Wasteful Liverpool leave empty-handed

Last Updated : 11-Feb-2007 by Sunday Telegraph

If Rafael Benitez was probably slightly relieved Messrs Gillett and Hicks were not around to see his side spurn a litany of first-half chances, few would begrudge Glenn Roeder the win after the completion of his first, generally extremely impressive, year in charge on Tyneside.

"I would be the first to admit Liverpool started better than us," Roeder said. "We gifted them an early goal and for 15 minutes or so we survived some hairy moments, but our second-half performance was fantastic."

"Bellers is back in Toon," the front-page headline in Friday's local evening paper had said; the Welshman soon reminded Tyneside of his talents, providing Liverpool with an early lead against his former club on a day so icily wet and wild that several pitch inspections were required before kick-off.

Bellamy's eighth goal of the season came after Steve Harper's weak clearance clear was intercepted by Jermaine Pennant. All that remained was for the right winger to dodge Celestine Babayaro - playing hours after the death of his brother from tuberculosis - before centring for the scorer to shoot low beyond Harper.

Although Bellamy was persistently booed, many Newcastle fans were sad to see him leave in the wake of an acrimonious fall-out with Graeme Souness, the club's former manager.

Sir Bobby Robson, the man who brought the striker to St James', and always maintained he was technically superior to Michael Owen, was here to watch his former protégé - and possibly offer fellow spectator, Steve McClaren, the odd tip on coping with the back-page criticism after international friendly defeats. Meanwhile, alongside them in the posh seats, David Moores, the out-going Liverpool chairman, surely felt a little strange. Moores may have made mind-boggling millions by selling Liverpool to a pair of dollar billionaires, but a big part of him did not really want to relinquish power at Anfield.

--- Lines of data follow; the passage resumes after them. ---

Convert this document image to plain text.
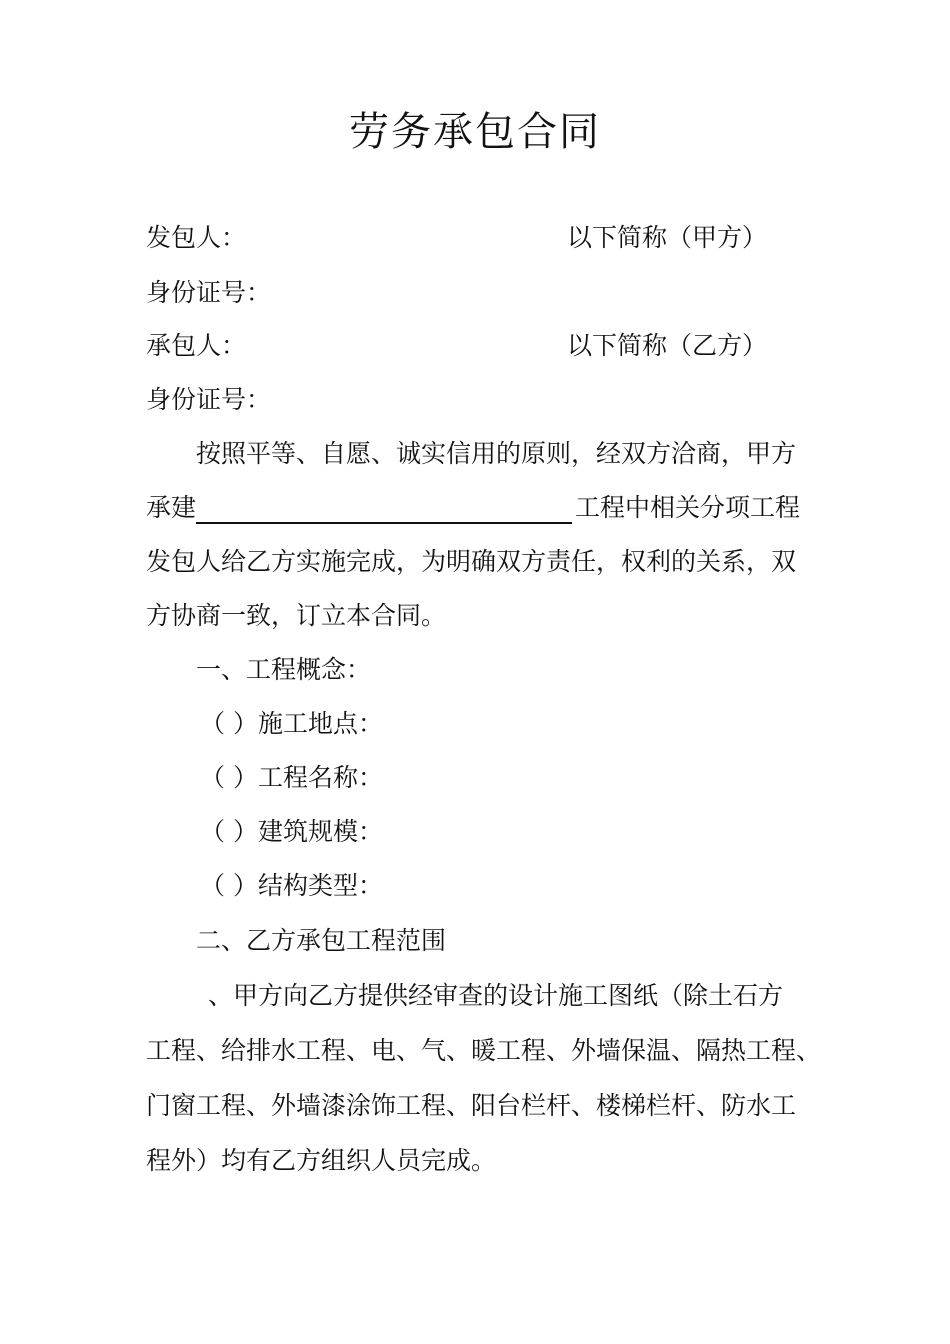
劳务承包合同
发包人：	以下简称（甲方）
身份证号：
承包人：	以下简称（乙方）
身份证号：
按照平等、自愿、诚实信用的原则，经双方洽商，甲方
承建	工程中相关分项工程
发包人给乙方实施完成，为明确双方责任，权利的关系，双
方协商一致，订立本合同。
一、工程概念：
（ ）施工地点：
（ ）工程名称：
（ ）建筑规模：
（ ）结构类型：
二、乙方承包工程范围
、甲方向乙方提供经审查的设计施工图纸（除土石方
工程、给排水工程、电、气、暖工程、外墙保温、隔热工程、
门窗工程、外墙漆涂饰工程、阳台栏杆、楼梯栏杆、防水工
程外）均有乙方组织人员完成。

Whether Jose Reina retains the goalkeeper's jersey for Benitez's side next season remains a moot point. Reina has not always convinced of late and when the Spaniard dashed out to try to clear the ball, as the speeding Obafemi Martins chased Kieron Dyer's through pass, he merely succeeded in colliding with his own defender, Daniel Agger.

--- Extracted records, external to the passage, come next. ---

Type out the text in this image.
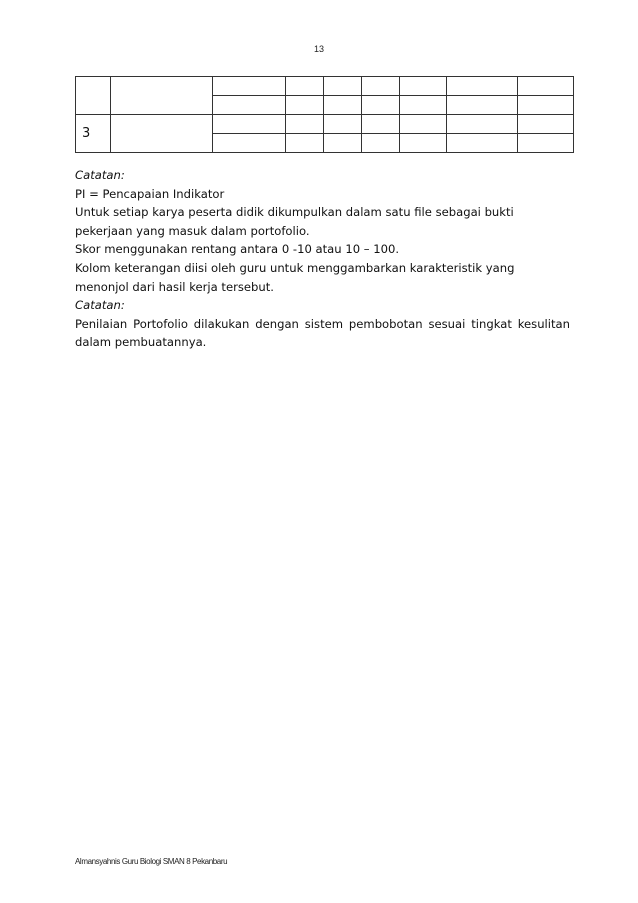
13

3								

Catatan:

PI = Pencapaian Indikator

Untuk setiap karya peserta didik dikumpulkan dalam satu file sebagai bukti

pekerjaan yang masuk dalam portofolio.

Skor menggunakan rentang antara 0 -10 atau 10 – 100.

Kolom keterangan diisi oleh guru untuk menggambarkan karakteristik yang

menonjol dari hasil kerja tersebut.

Catatan:

Penilaian Portofolio dilakukan dengan sistem pembobotan sesuai tingkat kesulitan dalam pembuatannya.

Almansyahnis Guru Biologi SMAN 8 Pekanbaru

Seizing on the loose ball, Newcastle's Nigerian international was left to stroke his 12th goal of the campaign into an empty net.

By then, though, Liverpool could conceivably have been home and dry. When Bolo Zenden intercepted Steven Taylor's alarming attempt at a back-pass, he was denied what should have been a certain goal by a piece of stellar goalkeeping by Harper.

Deputising for the injured Shay Given, Harper later did brilliantly to divert a Bellamy shot onto the bar after the striker had been put through by a pass from Momo Sissoko, who, alongside Steven Gerrard, was embroiled in an intriguing, increasingly evenly balanced, central midfield struggle with Nicky Butt and Scott Parker.

Early in the second period Dirk Kuyt spurned yet another chance after being cleverly found by Zenden's ball. Having shrugged off Nicky Butt and with Harper off his line and in quite a tangle with Oguchi Onyewu, Newcastle's new American centre-half, the Dutch striker could not quite steer his shot on target.

Yet by now Newcastle, and the ever more aerially assertive Onyewu, in particular, were generally defending well and retaining possession intelligently. With an element of frustration - typified by a needless kick at Harper - creeping into Bellamy's game, Liverpool suddenly found themselves on the back-foot when the often surprisingly lenient Mark Halsey awarded a penalty for John Arne Riise's trip on Taylor.

Nolberto Solano stepped forward to take the kick, his low, right-footed, strike sending Reina the wrong way.

"We conceded a stupid goal and a stupid penalty," Benitez lamented.

He now takes his players to a training camp in Portugal ahead of their Champions League date with Barcelona. "We had three or four chances to finish Newcastle off,but we just couldn't take them."